Turning off the gravel road and down a farm track, we’re met by the sight of several four-wheel drive vehicles parked up next to a small hill. The “hill” is actually a large, gravel, spoil heap on the banks of the Manuherikia River. This morning, it’s surprisingly quite cool on site, enough that I wish I’d brought a jersey with me. In contrast, some days it can be quite unbearable here, with the sun beating down and with no hope of escape from the heat. The cool waters of the river tease, and you know you can’t go for a swim until the day’s end.

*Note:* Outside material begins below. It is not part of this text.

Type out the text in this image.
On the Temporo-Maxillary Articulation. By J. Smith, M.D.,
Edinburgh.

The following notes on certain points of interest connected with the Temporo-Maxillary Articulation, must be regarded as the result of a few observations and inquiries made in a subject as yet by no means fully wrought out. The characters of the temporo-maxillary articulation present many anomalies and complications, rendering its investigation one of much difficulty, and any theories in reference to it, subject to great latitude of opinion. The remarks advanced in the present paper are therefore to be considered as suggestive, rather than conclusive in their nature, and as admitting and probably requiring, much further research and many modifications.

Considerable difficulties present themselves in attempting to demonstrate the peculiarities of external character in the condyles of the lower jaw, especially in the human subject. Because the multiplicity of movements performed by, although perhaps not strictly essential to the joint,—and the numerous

Several metres down in the bottom of a deep broad quarry, I catch up with New Zealand’s Mr Moa, Trevor Worthy.  Today, he’s with other key players from Canterbury Museum, (Paul Scofield and Vanesa De Pietri), and Te Papa’s Alan Tennyson, all intent on discovering the secrets of this ancient Wonderland. Their research is currently funded by Vanesa De Pietri’s Marsden Fast Start grant, but this long-running, (18 years and counting), collaborative research programme also includes scientists from the University of New South Wales in Sydney and from the University of Queensland in Brisbane.

Back in the pit, Trevor and Alan are chasing a vein of blue-grey silt containing fossil ghosts that are all that remains of the once diverse St Bathans’ biodiversity.  More often than not, they come across a bone that needs to be carefully excavated from its sediment tomb. Once released, the sediment is shovelled into labelled bags, carefully overseen by fellow researcher, Jenny Worthy, and then hauled down to the river.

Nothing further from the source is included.